We Don't Need to Save the Moon
Happy New Year! I hope that all of you enjoyed your holiday, and got at least a little extra time off and rest. I enjoyed having my kids at home, and hanging around the house more. I also had the opportunity to watch a few movies, and one that I particularly enjoyed was Despicable Me. It was a hilarious animated movie about a self-satisfied villain who adopts three adorable little girls. At the same time, I have been reading a book about the struggle that a lot of modern western women have with becoming rigid perfectionists as a way of trying to succeed in a patriarchal society: Addiction to Perfection by Marion Woodman.
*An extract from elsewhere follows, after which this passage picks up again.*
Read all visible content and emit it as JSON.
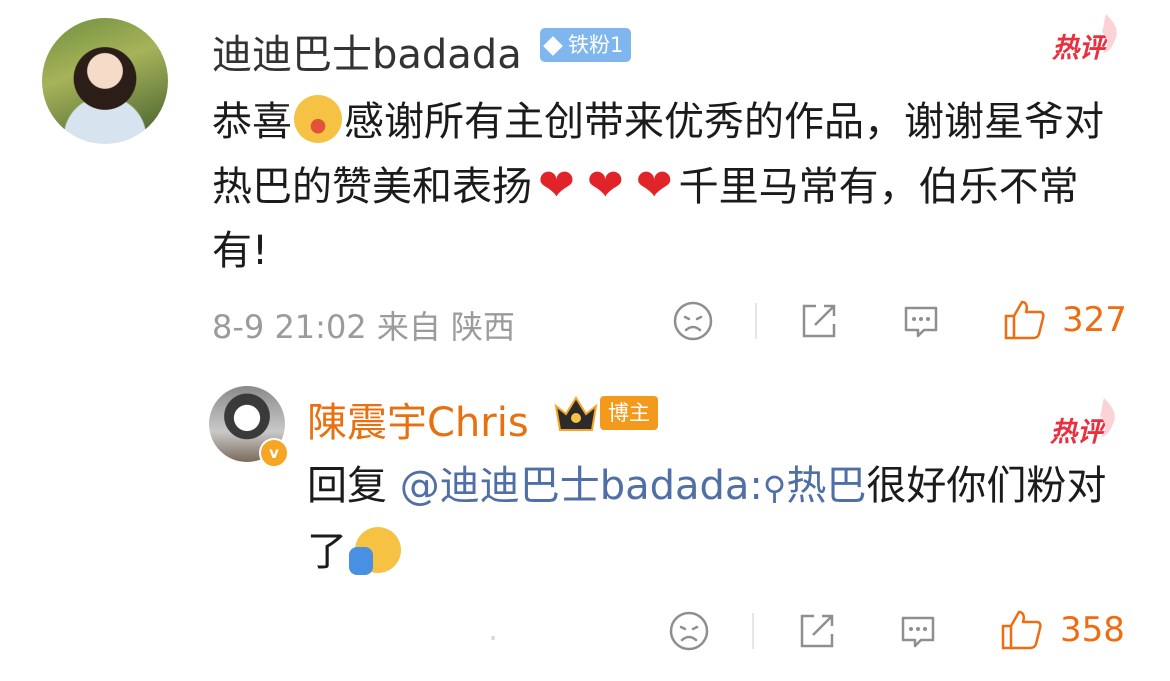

Thinking about these two at the same time led me to some thoughts about what it means to me to live authentically in the present moment.
In Despicable Me, the villain, Gru, lives a solitary, outwardly directed, extremely rational life. This is the very essence of what we think of as yang, or the masculine principle. (Note: masculine and feminine principle don't directly refer to men and women - both men and women contain a balance of both masculine and feminine energies.) Gru's masculine energies are so overdeveloped that he decides to shrink the moon, a powerful symbol of the feminine, down to a potato-sized sphere that he can pocket and thereby gain personal glory and financial power. In order to do this, he needs the help of the the three orphans, young girls who are the very essence of the female energy, open hearted and connected to each other. All of the girls, the youngest one most of all, express their feminine energy by continuing to trust, love, and help Gru, even when a normal/rational person would have rejected him.
This kind of wondering is what I want to bring to my practice in 2011. Rather than what I want to do, I want to try to ask myself in each moment, How do I want to be? Rather than having a list of resolutions, I want to try to be in process in each moment.
The first part of The Eightfold Path of the Buddha is Wise View, and the first of Thich Nhat Hanh's Fourteen Mindfulness Trainings is Non-attachment to Views. Both of these teachings are about recognizing that clinging to anything leads to suffering. Even clinging to our ideas about our yoga or meditation practice. When we approach each moment openly, completely fresh and new, then we live balanced between our masculine action energy, and our feminine open and receptive energy. We don't have to follow societal pressure to be going and doing all the time. We can choose to sometimes just sit back and see what comes to us. We can be open to the people right in front of us, like Gru, with all their flaws, in the same way that we can be open to ourselves, just as we are in this moment. Not attached to some idea of how they or we should be. As Thich Nhat Hahn says, "For things to reveal themselves to us, we need to be ready to abandon our views about them." We can be who we really are in this moment, with all the vulnerability of the orphan girls, and recognize that sometimes this is enough.